Last published: May 10, 2011 by 'mlucas-smith'

Defines 5 Classes
Extends 7 Classes


Spellchecker2 contains a spelling checker and spelling corrector library. It also includes the English free word list dictionary.

Overview
This package provides the ability to spellcheck a string against a vocabulary, such as English, French, German, etc. The package itself comes with only the English dictionary, built from the free word list.
Two facilities are provided - the ability to test if a word is in a vocabulary and if it is not, the ability to find suggestions from the vocabulary that closely match the original word.


Usage
You can now do spell checking and suggestions on a vocabulary:
vocabulary := English vocabulary.
vocabulary add: 'spelling'.
vocabulary suggestWords: 'xpelling'.

There are two kinds of vocabularies - a compressed vocab and an uncompressed vocab. The compressed version is the class Vocabulary, while the uncompressed version is the class Trie. You can only add words to an uncompressed vocabulary. You can modify a compressed vocabulary using the method mutableWhile:, eg:
vocabulary := Spellchecker2.Vocabulary new.
vocabulary mutableWhile: [:node | node add: 'spelling'].

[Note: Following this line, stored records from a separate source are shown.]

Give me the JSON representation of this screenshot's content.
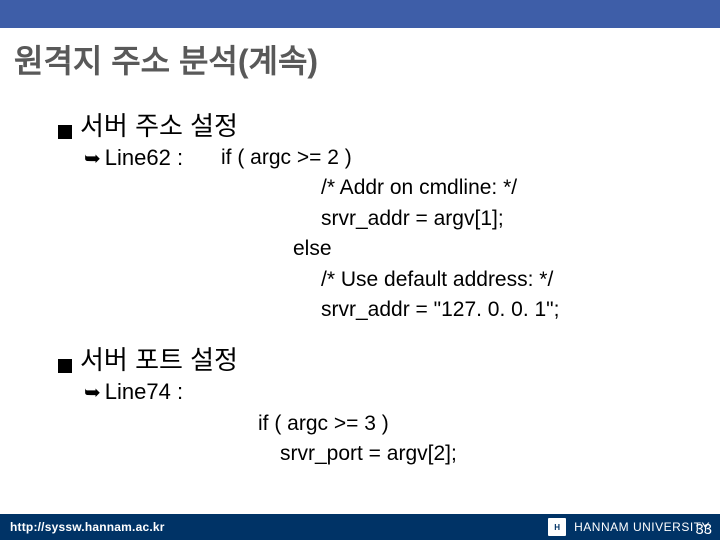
{
  "colors": {
    "topbar": "#3e5ea8",
    "footer_bg": "#003366",
    "title_color": "#595959",
    "text_color": "#000000",
    "footer_text": "#ffffff"
  },
  "title": "원격지 주소 분석(계속)",
  "sections": [
    {
      "heading": "서버 주소 설정",
      "line_label": "Line62 :",
      "code": {
        "l1": "if ( argc >= 2 )",
        "l2": "/* Addr on cmdline: */",
        "l3": "srvr_addr = argv[1];",
        "l4": "else",
        "l5": "/* Use default address: */",
        "l6": "srvr_addr = \"127. 0. 0. 1\";"
      }
    },
    {
      "heading": "서버 포트 설정",
      "line_label": "Line74 :",
      "code": {
        "l1": "if ( argc >= 3 )",
        "l2": "srvr_port = argv[2];"
      }
    }
  ],
  "footer": {
    "url": "http://syssw.hannam.ac.kr",
    "university": "HANNAM  UNIVERSITY",
    "logo_text": "H",
    "page": "33"
  }
}
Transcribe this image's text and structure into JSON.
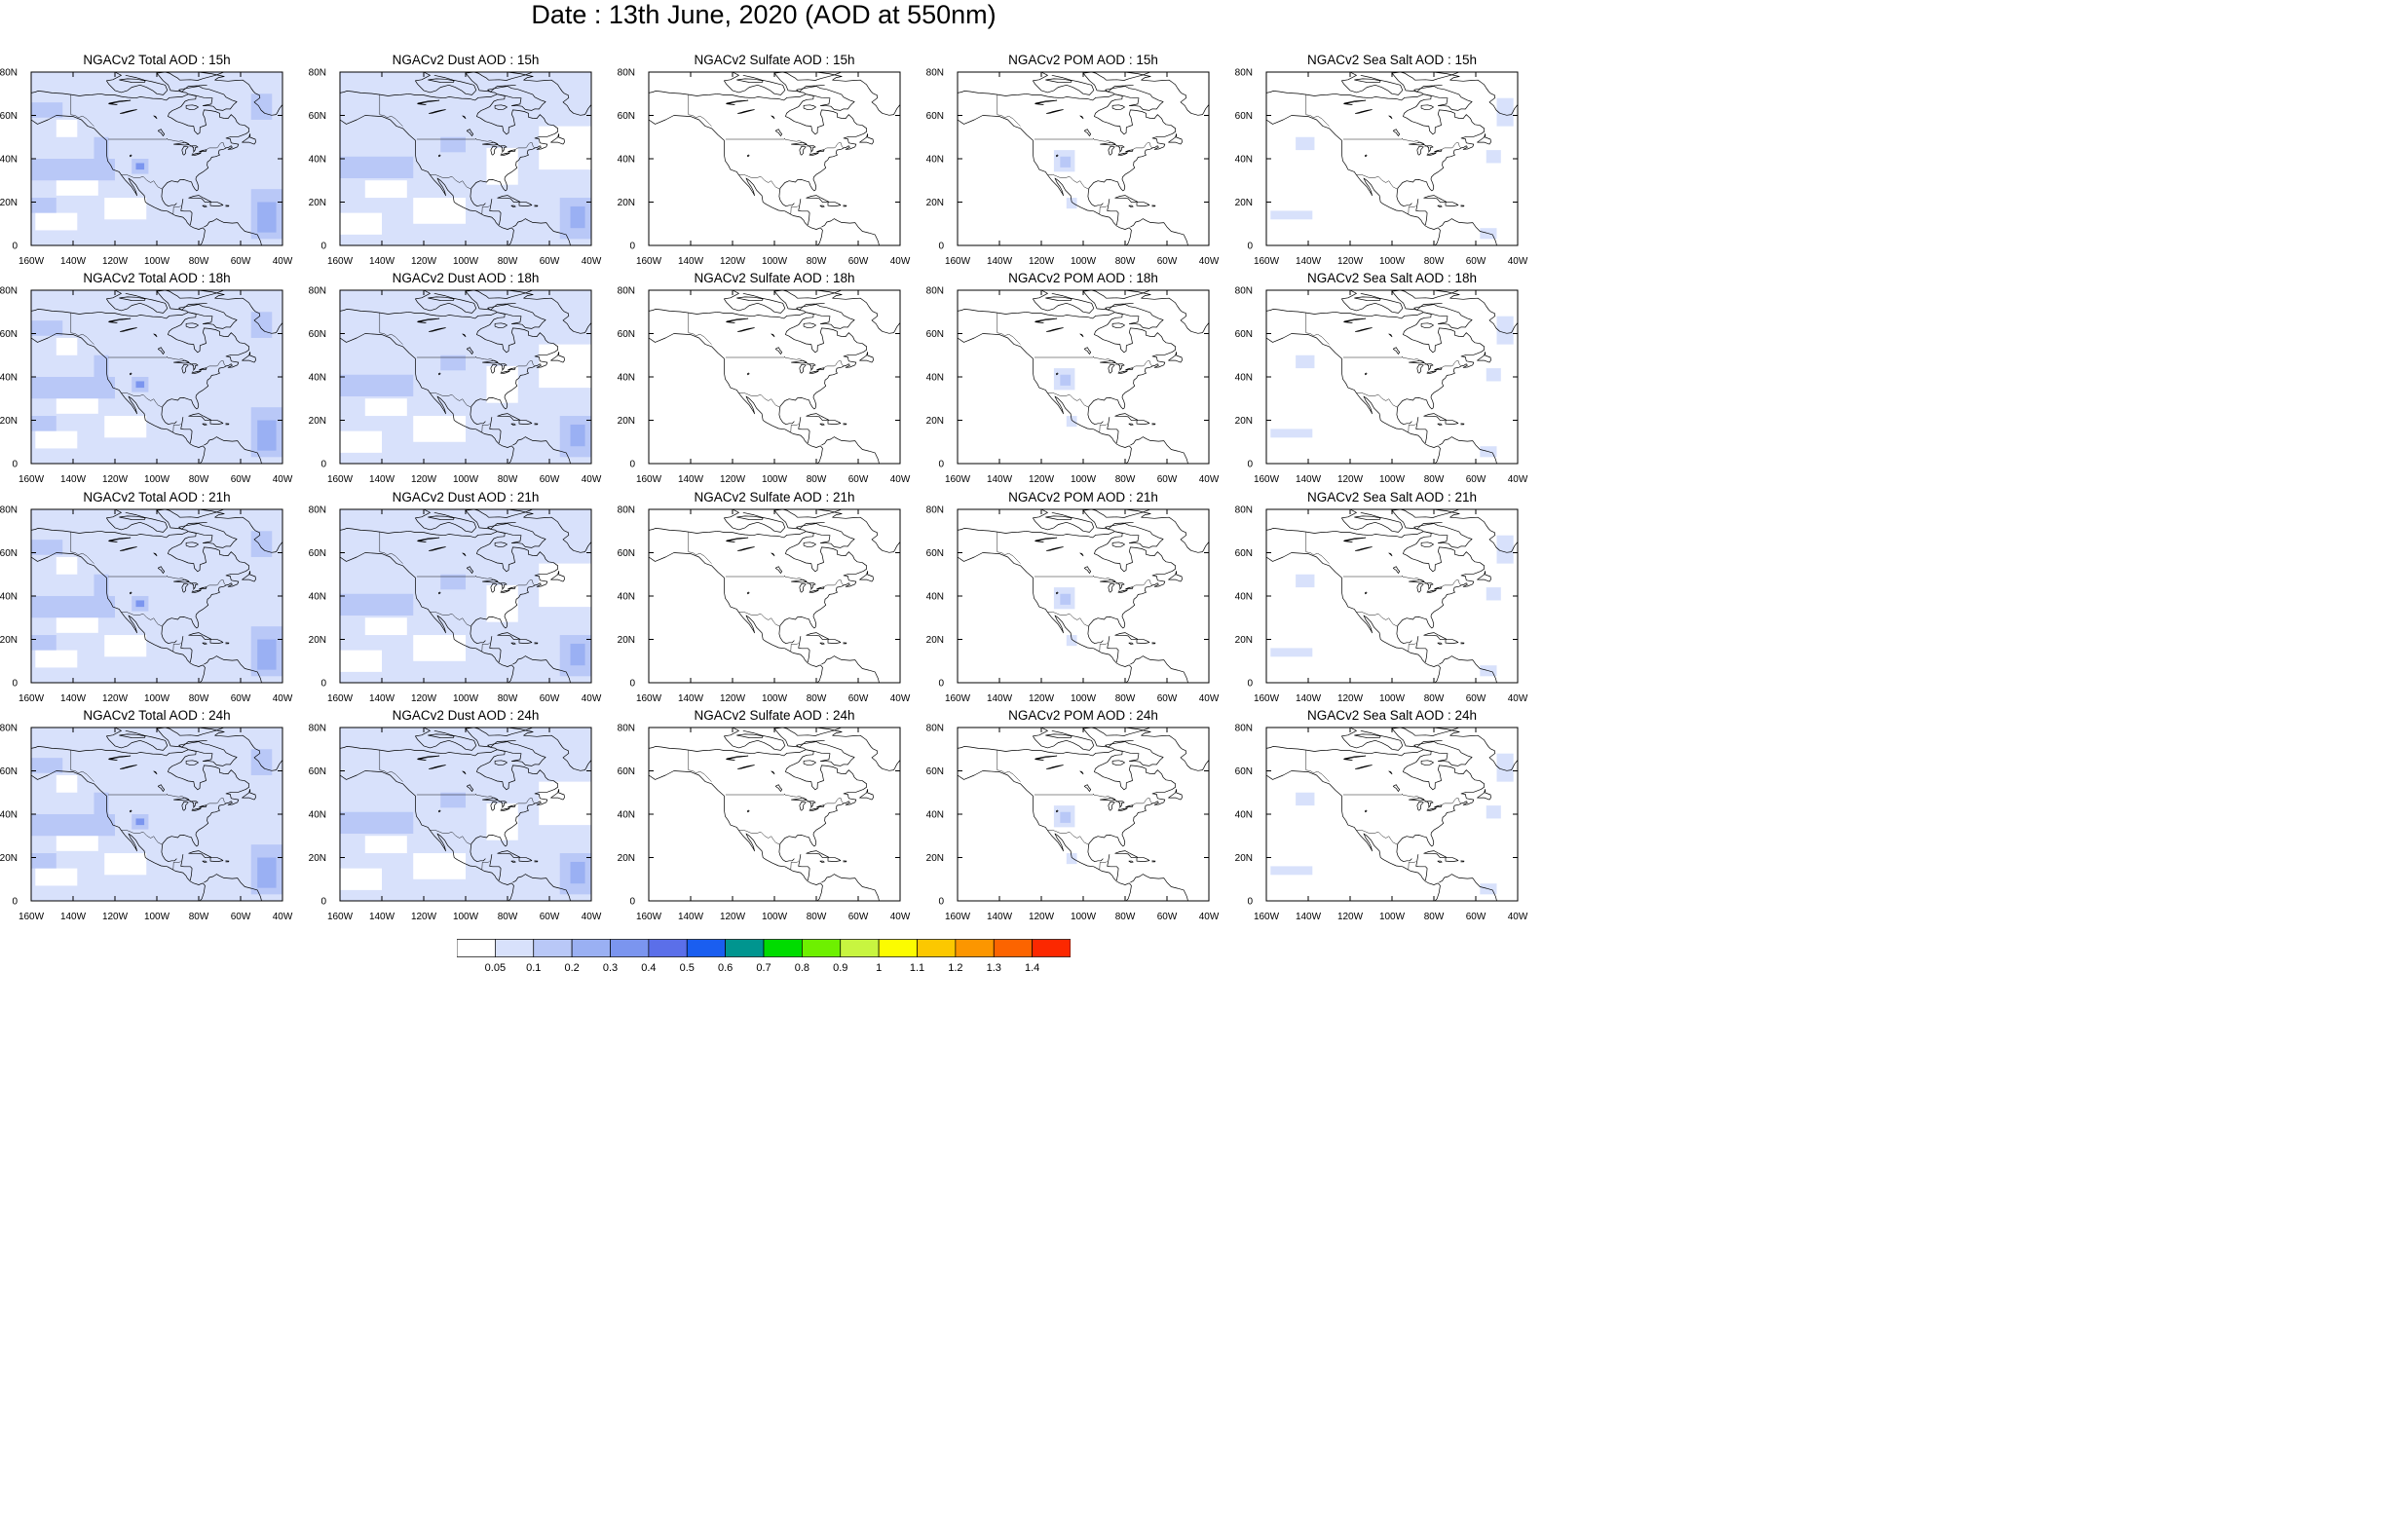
{
  "title": "Date : 13th June, 2020 (AOD at 550nm)",
  "panels": [
    {
      "title": "NGACv2 Total AOD : 15h"
    },
    {
      "title": "NGACv2 Dust AOD : 15h"
    },
    {
      "title": "NGACv2 Sulfate AOD : 15h"
    },
    {
      "title": "NGACv2 POM AOD : 15h"
    },
    {
      "title": "NGACv2 Sea Salt AOD : 15h"
    },
    {
      "title": "NGACv2 Total AOD : 18h"
    },
    {
      "title": "NGACv2 Dust AOD : 18h"
    },
    {
      "title": "NGACv2 Sulfate AOD : 18h"
    },
    {
      "title": "NGACv2 POM AOD : 18h"
    },
    {
      "title": "NGACv2 Sea Salt AOD : 18h"
    },
    {
      "title": "NGACv2 Total AOD : 21h"
    },
    {
      "title": "NGACv2 Dust AOD : 21h"
    },
    {
      "title": "NGACv2 Sulfate AOD : 21h"
    },
    {
      "title": "NGACv2 POM AOD : 21h"
    },
    {
      "title": "NGACv2 Sea Salt AOD : 21h"
    },
    {
      "title": "NGACv2 Total AOD : 24h"
    },
    {
      "title": "NGACv2 Dust AOD : 24h"
    },
    {
      "title": "NGACv2 Sulfate AOD : 24h"
    },
    {
      "title": "NGACv2 POM AOD : 24h"
    },
    {
      "title": "NGACv2 Sea Salt  AOD : 24h"
    }
  ],
  "map": {
    "lon_range": [
      -160,
      -40
    ],
    "lat_range": [
      0,
      80
    ],
    "lon_ticks": [
      "160W",
      "140W",
      "120W",
      "100W",
      "80W",
      "60W",
      "40W"
    ],
    "lat_ticks": [
      "0",
      "20N",
      "40N",
      "60N",
      "80N"
    ]
  },
  "colorbar": {
    "labels": [
      "0.05",
      "0.1",
      "0.2",
      "0.3",
      "0.4",
      "0.5",
      "0.6",
      "0.7",
      "0.8",
      "0.9",
      "1",
      "1.1",
      "1.2",
      "1.3",
      "1.4"
    ],
    "colors": [
      "#ffffff",
      "#d8e1fb",
      "#b9c8f7",
      "#9ab0f3",
      "#7b95ef",
      "#5b6fe9",
      "#1a5ef0",
      "#00958f",
      "#00dc00",
      "#6ef000",
      "#c8f540",
      "#fcfc00",
      "#fcc800",
      "#fc9600",
      "#fc6400",
      "#fc2800"
    ]
  },
  "aod_fields": {
    "Total": {
      "background_level": 1,
      "clear_regions": [
        [
          -148,
          23,
          -128,
          31
        ],
        [
          -125,
          12,
          -105,
          22
        ],
        [
          -158,
          7,
          -138,
          15
        ],
        [
          -148,
          50,
          -138,
          58
        ]
      ],
      "enhanced_regions": [
        [
          -160,
          30,
          -120,
          40,
          2
        ],
        [
          -160,
          15,
          -148,
          22,
          2
        ],
        [
          -160,
          59,
          -145,
          66,
          2
        ],
        [
          -55,
          3,
          -40,
          26,
          2
        ],
        [
          -52,
          6,
          -43,
          20,
          3
        ],
        [
          -112,
          33,
          -104,
          40,
          2
        ],
        [
          -110,
          35,
          -106,
          38,
          4
        ],
        [
          -130,
          40,
          -123,
          50,
          2
        ],
        [
          -55,
          58,
          -45,
          70,
          2
        ]
      ]
    },
    "Dust": {
      "background_level": 1,
      "clear_regions": [
        [
          -148,
          22,
          -128,
          30
        ],
        [
          -125,
          10,
          -100,
          22
        ],
        [
          -160,
          5,
          -140,
          15
        ],
        [
          -90,
          28,
          -75,
          45
        ],
        [
          -65,
          35,
          -40,
          55
        ]
      ],
      "enhanced_regions": [
        [
          -160,
          31,
          -125,
          41,
          2
        ],
        [
          -55,
          3,
          -40,
          22,
          2
        ],
        [
          -50,
          8,
          -43,
          18,
          3
        ],
        [
          -112,
          43,
          -100,
          50,
          2
        ]
      ]
    },
    "Sulfate": {
      "background_level": 0,
      "clear_regions": [],
      "enhanced_regions": []
    },
    "POM": {
      "background_level": 0,
      "clear_regions": [],
      "enhanced_regions": [
        [
          -114,
          34,
          -104,
          44,
          1
        ],
        [
          -111,
          36,
          -106,
          41,
          2
        ],
        [
          -108,
          17,
          -103,
          22,
          1
        ]
      ]
    },
    "SeaSalt": {
      "background_level": 0,
      "clear_regions": [],
      "enhanced_regions": [
        [
          -146,
          44,
          -137,
          50,
          1
        ],
        [
          -50,
          55,
          -42,
          68,
          1
        ],
        [
          -55,
          38,
          -48,
          44,
          1
        ],
        [
          -158,
          12,
          -138,
          16,
          1
        ],
        [
          -58,
          3,
          -50,
          8,
          1
        ]
      ]
    }
  }
}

The same APIs that work on a Vocabulary class also work on a Trie, eg:
node := Trie new.
node add: 'spelling'.
node includes: 'spelling'.
node suggestWords: 'xpelling'.

The difference between Trie and Vocabulary is discussed in more detail in the Architecture section below. For implementation details on either, see their class descriptions.


Implementation
The Vocabulary and Trie structures are graphs of nodes, where duplicate branches are shared. This means that creating a vocabulary can be a potentially costly exercise, if there are many duplicate nodes to compress. As well as that, the native state for a vocabulary is to be compressed, as compressed vocabularies take up a great deal less space than uncompressed (anywhere up to 10x smaller sometimes). Converting a Trie graph in to a Vocabulary can be an expensive operation too, as can converting a Vocabulary in to a Trie graph (using #mutableWhile:).

This is worth noting if you intend to have a 'custom dictionary' that contains words not included in the default dictionary. Instead of updating the main English dictionary, you can instead update a separate smaller dictionary of custom words. Assuming that there are no duplicate words between the two dictionaries, the result of a word search is the union of the two dictionaries.

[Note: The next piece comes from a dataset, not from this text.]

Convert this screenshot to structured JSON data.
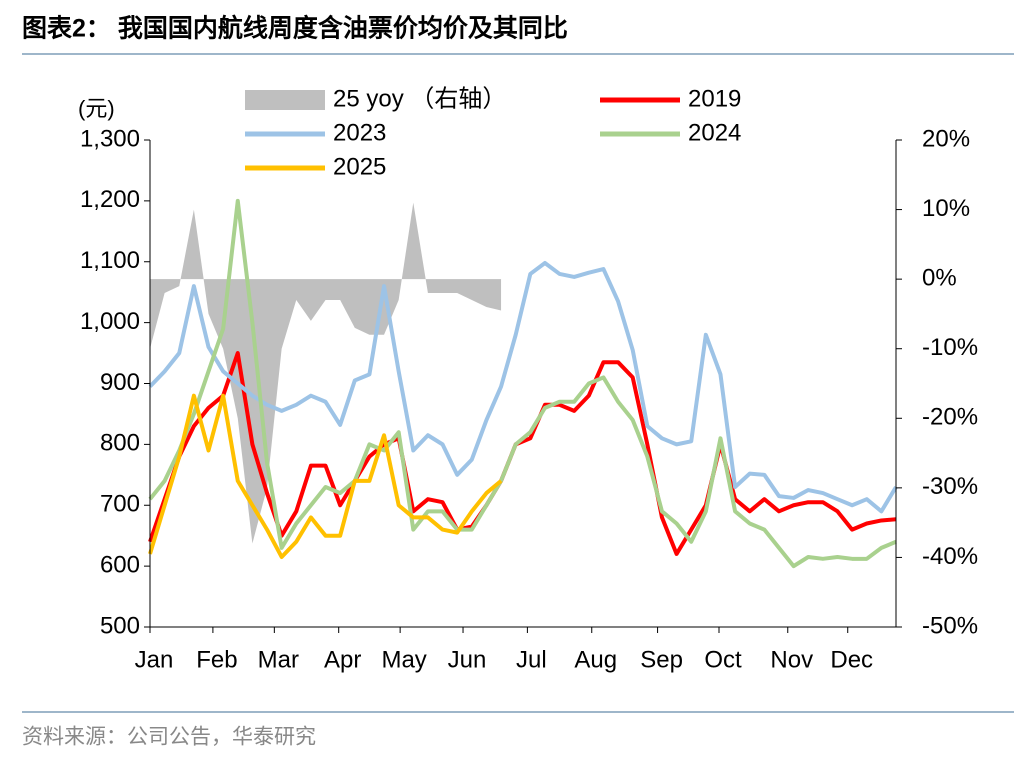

The English dictionary is kept as a ByteArray in the method English class>>data. It is wrapped in a #once block, which ensures that the ByteArray exists only once in the image, further reducing the memory load of having a word dictionary in memory.

Detecting if a word is in a vocabulary is easy, you simply traverse the tree, which is how the implementation works. If a terminal node is found when it is expected, then the word is in the vocabulary.
Creating word suggestions for a word that is not in the vocabulary is a much trickier prospect. For details on how spelling suggestions are found, see the class LevenshteinAutomata.